Anime AI Waifu is an AI powered voice assistant with VTuber's model, that combines the charm of anime characters with cutting-edge technologies. This project is meant to create an engaging experience where you can interact with desired character in real-time without powerful hardware.
Features
🎤 Voice Interaction: Speak to your AI waifu and get instant (almost) responses.
Whisper - openai's paid speech recognition.
Google sr - free speech recognition alternative.
Console - if you don't want use microphone just type prompts with your keyboard.
🤖 AI Chatbot Integration: Conversations are powered by an AI chatbot, ensuring engaging and dynamic interactions.
Openai's 'gpt-3.5-turbo' or any other available model.
File with personality and behaviour description.
Remembers previous messages.
📢 Text-to-Speech: Hear your AI waifu's responses as she speaks back to you, creating an immersive experience.
Google tts - free and simple solution.
ElevenLabs - amazing results, tons of voices.
Console - get text responses in your console (but VTube model will be just idle).
🌐 Integration with VTube Studio: Seamlessly connect your AI waifu to VTube Studio for an even more lifelike and visually engaging interaction.
Lipsync while talking.
Showcase
*Demonstration in real time without cutouts or speed up. This is real delay in answers.
Installation
To run this project, you need:
Install Python 3.10.5 if you don't already have it installed.
Clone the repository by running git clone https://github.com/JarikDem-Bot/ai-waifu.git
Install the required Python packages by running pip install -r requirements.txt in the project directory.
Create .env file inside the project directory and enter your API keys
Settings:
- Select `CABLE Output` as microphone. Select `Preview microphone audio` to hear waifu's answers
- Select input and output for `Mouth Open`. Optionally you can set "breathing" to get idle movents.
Select your required settings in main.py in waifu.initialize
Arguments:
- `user_input_service` (str) - the way to interact with Waifu
- `"whisper"` - OpenAI's whisper speech to text service; paid, requires OpanAi API key.
- `"google"` - free google speech to text service.
- `"console"` - type your promt in console with text (absoulutely free).
- `None` or unspecified - default value is `"whisper"`.
- `stt_duration` (float) - the maximum number of seconds that it will dynamically adjust the threshold for before returning. This value should be at least 0.5 in order to get a representative sample of the ambient noise. Default value is `0.5`.
- `mic_index` (int) - index of the device to use for audio input. If `None` or unspecified will use default microphone.

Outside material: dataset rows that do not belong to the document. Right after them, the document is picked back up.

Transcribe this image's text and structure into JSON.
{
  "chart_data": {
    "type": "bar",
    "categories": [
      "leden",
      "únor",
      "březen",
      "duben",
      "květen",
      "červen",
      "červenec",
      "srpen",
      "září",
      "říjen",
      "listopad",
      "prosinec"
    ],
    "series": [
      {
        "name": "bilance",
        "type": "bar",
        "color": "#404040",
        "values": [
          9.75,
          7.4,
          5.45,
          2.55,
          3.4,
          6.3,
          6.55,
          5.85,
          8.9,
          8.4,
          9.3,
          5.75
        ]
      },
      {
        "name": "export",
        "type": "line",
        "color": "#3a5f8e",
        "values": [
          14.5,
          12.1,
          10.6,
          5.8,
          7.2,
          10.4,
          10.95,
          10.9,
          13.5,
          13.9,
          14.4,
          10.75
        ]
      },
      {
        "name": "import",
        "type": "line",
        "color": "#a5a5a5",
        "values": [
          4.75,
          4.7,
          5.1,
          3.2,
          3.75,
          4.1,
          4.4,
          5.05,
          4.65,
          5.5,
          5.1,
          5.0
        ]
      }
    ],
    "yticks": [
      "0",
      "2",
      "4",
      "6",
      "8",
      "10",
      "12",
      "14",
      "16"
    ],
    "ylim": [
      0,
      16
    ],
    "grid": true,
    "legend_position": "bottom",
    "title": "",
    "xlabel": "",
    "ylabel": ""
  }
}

- `chatbot_service` (str) - service that will generate responses
- `"openai"` - OpenAI text generation servise; paid, requires OpanAi API key.
- `"test"` - returns prewritten message; used as dummy text for developement to reduce time and cost of testings.

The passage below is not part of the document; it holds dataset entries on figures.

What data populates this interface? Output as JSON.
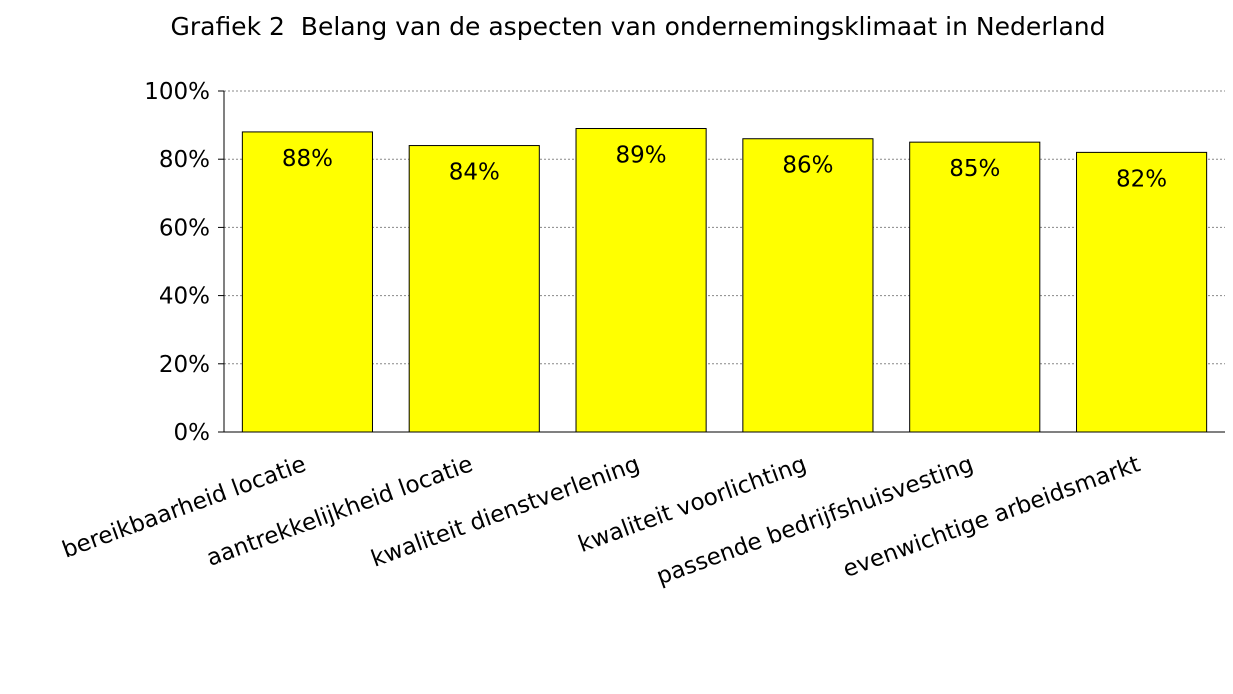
{
  "chart_data": {
    "type": "bar",
    "title": "Grafiek 2  Belang van de aspecten van ondernemingsklimaat in Nederland",
    "categories": [
      "bereikbaarheid locatie",
      "aantrekkelijkheid locatie",
      "kwaliteit dienstverlening",
      "kwaliteit voorlichting",
      "passende bedrijfshuisvesting",
      "evenwichtige arbeidsmarkt"
    ],
    "values": [
      88,
      84,
      89,
      86,
      85,
      82
    ],
    "value_labels": [
      "88%",
      "84%",
      "89%",
      "86%",
      "85%",
      "82%"
    ],
    "color": "#ffff00",
    "ylim": [
      0,
      100
    ],
    "yticks": [
      {
        "value": 0,
        "label": "0%"
      },
      {
        "value": 20,
        "label": "20%"
      },
      {
        "value": 40,
        "label": "40%"
      },
      {
        "value": 60,
        "label": "60%"
      },
      {
        "value": 80,
        "label": "80%"
      },
      {
        "value": 100,
        "label": "100%"
      }
    ],
    "grid": true
  }
}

- `None` or unspecified - default value is `"openai"`.
- `chatbot_model` (str) - model used for text generation. List of available models you can find [here](https://platform.openai.com/docs/models/overview). Default value is `"gpt-3.5-turbo"`.

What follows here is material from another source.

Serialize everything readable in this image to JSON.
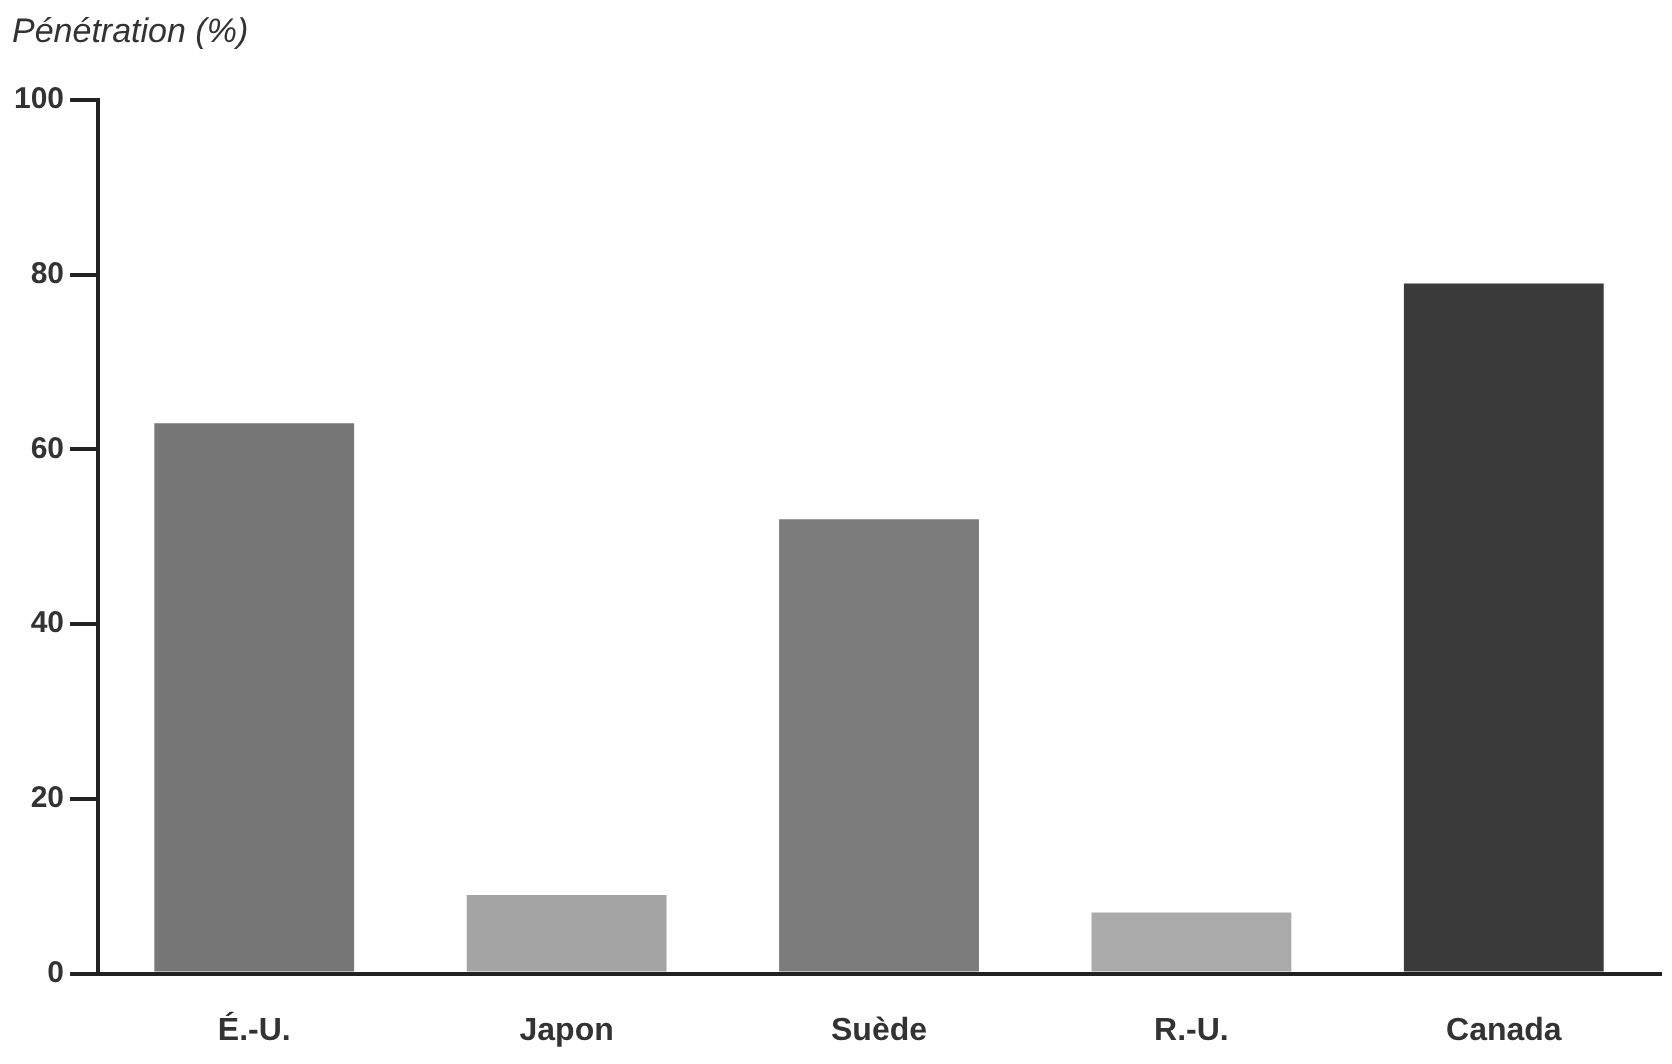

- `chatbot_temperature` (float) - determines creativity of the generated text. A higher value leads to more creative result. A lower value leads to less creative and more similar results. Default value is `0.5`.
- `personality_file` (str) - relative path to txt file with waifu's description. Default value is `"personality.txt"`.
- `tts_service` (str) - service that "reads" Waifu's responses
- `"google"` - free Google's tts, voice feels very "robotic".
- `"elevenlabs"` - ElevenLabs tts with good quality; paid, requires ElevenLabs API key.
- `"console"` - output will be printed in console (free).
- `None` or unspecified - default value is `"google"`.
- `output_device` - (int) output device ID or (str) output device name substring. If VB-Cable is used, you need to find device, that will start with `CABLE Input (VB-Audio Virtual` using `sd.query_devices()` command.
- `tts_voice` (str) - ElevenLabs voice name. Default value is `"Elli"`.
- `tts_model` (str) - ElevenLabs model. Recommended values are `"eleven_monolingual_v1"` and `"eleven_multilingual_v1"`. Default value is `"eleven_monolingual_v1"`.
Run the project by executing python main.py in the project directory.
Depending on the selected input mode, program may send all recorded sounds or other data to the 3-rd parties such as: Google (stt, tts), OpenAI (stt, text generation), ElevenLabs (tts).